Saturday, July 12, 2014
Aging, Forgetting and Remembering: The Insistence of Memory
In The Nostalgia Factory (Yale), history of psychology professor Douwe Draaima deals with both aspects of memory in the aging mind: the forgetting, and the remembering. He is reassuring on the forgetting. After reviewing various memory techniques (most of dubious value) he writes: “However active your lifestyle, however varied your existence, your memory will gradually decline with age. This is perfectly natural. Anyone who still has the memory of a twenty-year-old at the age of seventy is not entirely normal.”
Everyone is annoyed by not being able to remember something, but the worry has increased with more awareness of various forms of dementia, especially Alzheimer’s disease. Draaima reiterates the statistics—for people over 65, less than 5% are likely to be stricken, and even having a parent who has suffered from dementia still doesn’t get you to 10%. The difference in symptoms is the difference between forgetting where you put your car keys and forgetting what your car keys are for.
“The vast majority of people who turn up at memory clinics give such a detailed account of all the things that have slipped their minds recently that it is clear they have no reason to worry.”
On the remembering however, Draaisma carefully reviews a number of studies (his and others) to conclude that yes, the old tend to remember the distant past better than the recent past, and more specifically, their most vivid memories cluster around their 20th year. Other memories that often remain vivid are of “firsts”--first love, first eclipse, first day of school, etc.
He is thorough on the phenomena: how the focus on the past increases with age, for instance. He writes about residents of an old folks home in their 80s and 90s who no interest in their present, not even people around them. Their listlessness turns to vibrant interest when shown obsolete artifacts and photos from their youth. They even begin to interact—members of such group found that they came from the same town and even went to the same school around the same time.
His research affirms that “as the reminiscence effect attains its full force, memories will return to which you have long been denied access. These are memories that really do slumber.”
His research also suggests that as time goes on, memories emerge more and more as stories. He interviewed centenarians who hadn’t written autobiographies, “yet the stories of their lives have the usual cast of characters and twists and turns that we see in the autobiographical genre.

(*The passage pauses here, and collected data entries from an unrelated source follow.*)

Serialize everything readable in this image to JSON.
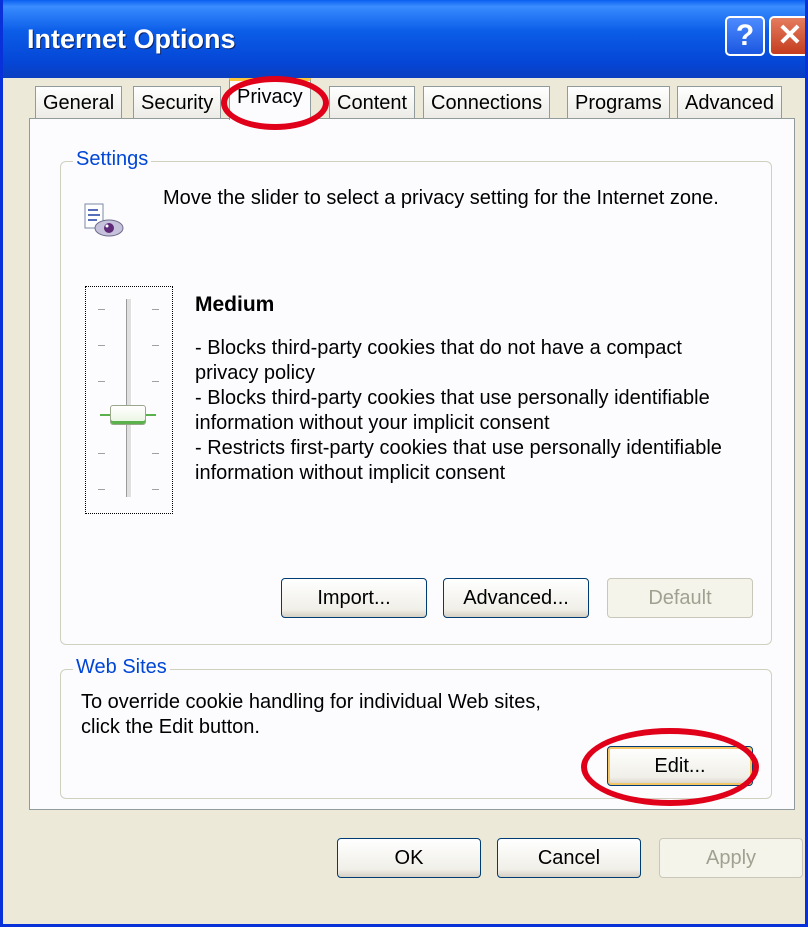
{
  "window": {
    "title": "Internet Options"
  },
  "titlebar": {
    "help_glyph": "?",
    "close_glyph": "✕"
  },
  "tabs": [
    {
      "label": "General"
    },
    {
      "label": "Security"
    },
    {
      "label": "Privacy"
    },
    {
      "label": "Content"
    },
    {
      "label": "Connections"
    },
    {
      "label": "Programs"
    },
    {
      "label": "Advanced"
    }
  ],
  "active_tab": "Privacy",
  "settings": {
    "legend": "Settings",
    "instruction": "Move the slider to select a privacy setting for the Internet zone.",
    "level_title": "Medium",
    "description_lines": [
      "- Blocks third-party cookies that do not have a compact",
      "privacy policy",
      "- Blocks third-party cookies that use personally identifiable",
      "information without your implicit consent",
      "- Restricts first-party cookies that use personally identifiable",
      "information without implicit consent"
    ],
    "slider": {
      "positions": 6,
      "selected_index": 3
    },
    "import_label": "Import...",
    "advanced_label": "Advanced...",
    "default_label": "Default"
  },
  "websites": {
    "legend": "Web Sites",
    "line1": "To override cookie handling for individual Web sites,",
    "line2": "click the Edit button.",
    "edit_label": "Edit..."
  },
  "footer": {
    "ok_label": "OK",
    "cancel_label": "Cancel",
    "apply_label": "Apply"
  },
  "colors": {
    "title_blue": "#0a5ff0",
    "legend_blue": "#0046d5",
    "highlight_red": "#e0001a",
    "active_tab_accent": "#ffc73c"
  },
  "icons": {
    "privacy": "privacy-eye-icon"
  }
}
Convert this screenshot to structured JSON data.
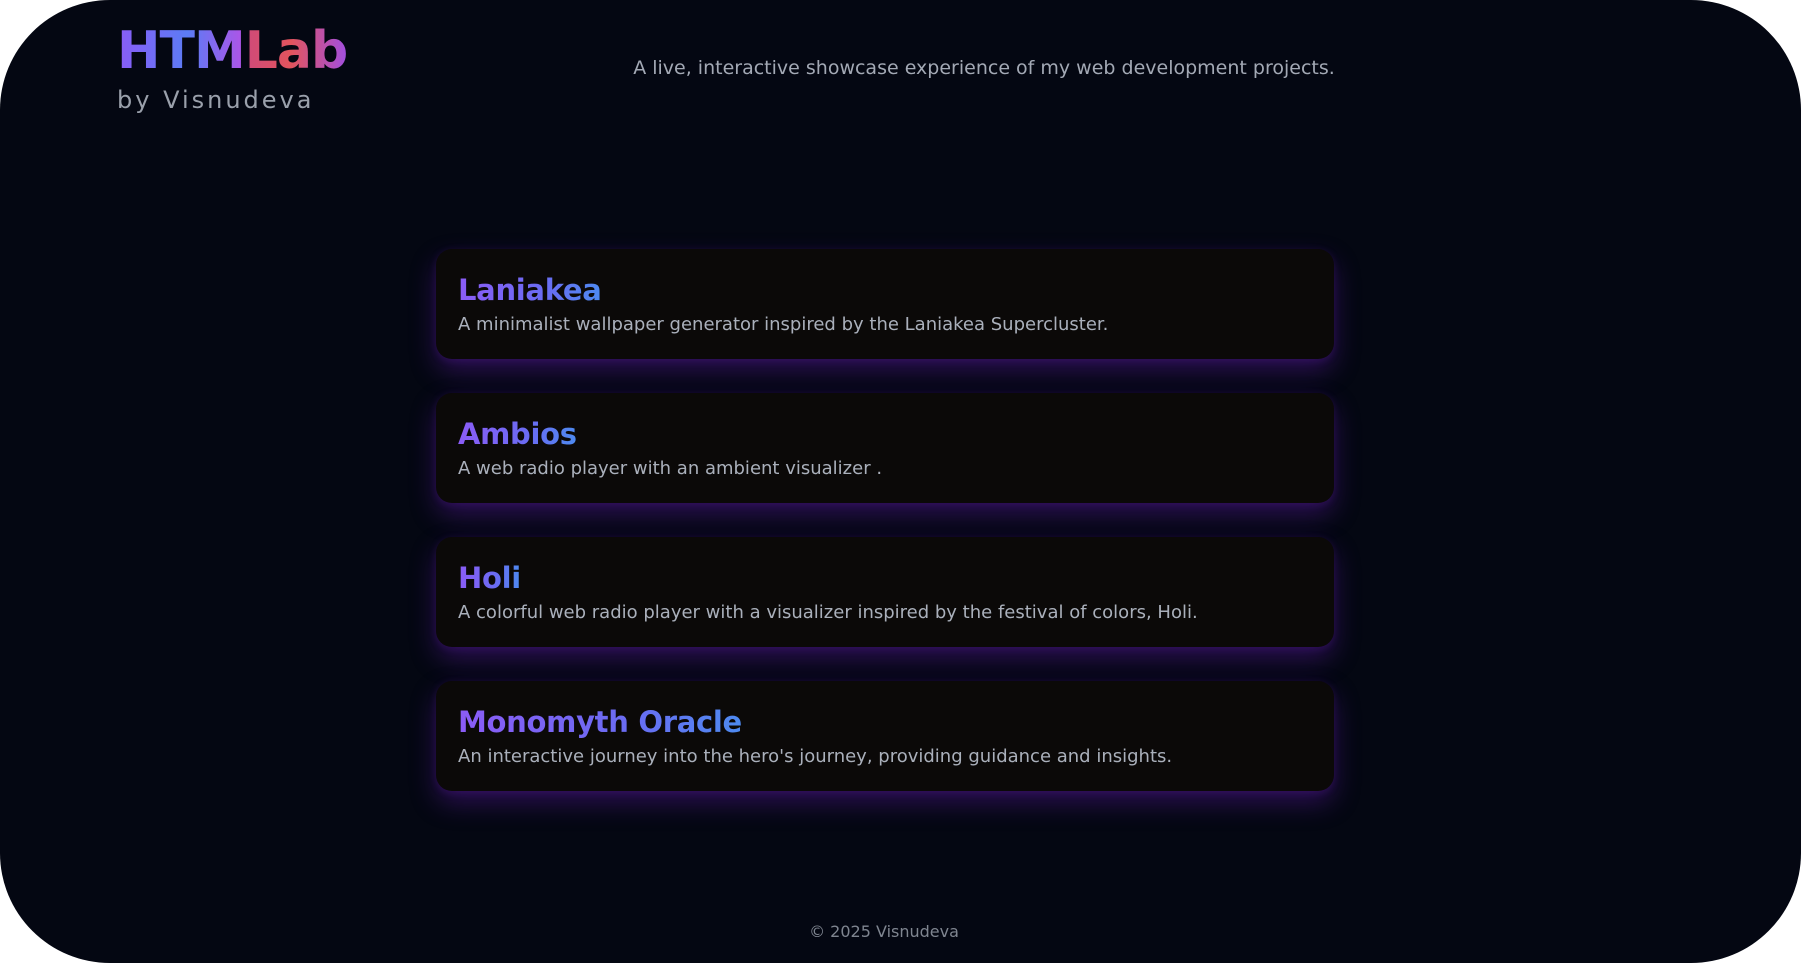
{
  "brand": {
    "title_part_a": "HTM",
    "title_part_b": "Lab",
    "subtitle": "by Visnudeva"
  },
  "header": {
    "tagline": "A live, interactive showcase experience of my web development projects."
  },
  "projects": [
    {
      "title": "Laniakea",
      "description": "A minimalist wallpaper generator inspired by the Laniakea Supercluster."
    },
    {
      "title": "Ambios",
      "description": "A web radio player with an ambient visualizer ."
    },
    {
      "title": "Holi",
      "description": "A colorful web radio player with a visualizer inspired by the festival of colors, Holi."
    },
    {
      "title": "Monomyth Oracle",
      "description": "An interactive journey into the hero's journey, providing guidance and insights."
    }
  ],
  "footer": {
    "copyright": "© 2025 Visnudeva"
  },
  "colors": {
    "background": "#040712",
    "card_background": "#0b0908",
    "card_glow": "#5f1caa",
    "accent_purple": "#8b5cf6",
    "accent_blue": "#4d8af0",
    "accent_red": "#e2545d",
    "text_muted": "#aab0bb"
  }
}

The event that started it all, the moment that brought a complete change of course, the meeting that was to have important consequences, the lesson for life, even the insults that seem to make so much more of an impression in youth—they emerge of their own accord when the centenarians look back over their long lives.”
Draaisma recognizes that evolutionary explanations for this phenomenon are inadequate, but doesn’t offer a persuasive alternative. A different kind of psychologist (like James Hillman) would suggest a search for meaning, a deepening of soul, a completion.
But this research does affirm what I have come to accept: as we grow older, our job—like it or not—is remembering. We don’t really have much choice in the matter. But we can try to think about it all, apply whatever wisdom we can derive to the future, and otherwise ponder the mystery of existence, while we still have some.
In future posts I'll come back to some of Draaisma's conclusions with specific applications to the Boomer generation. If I remember.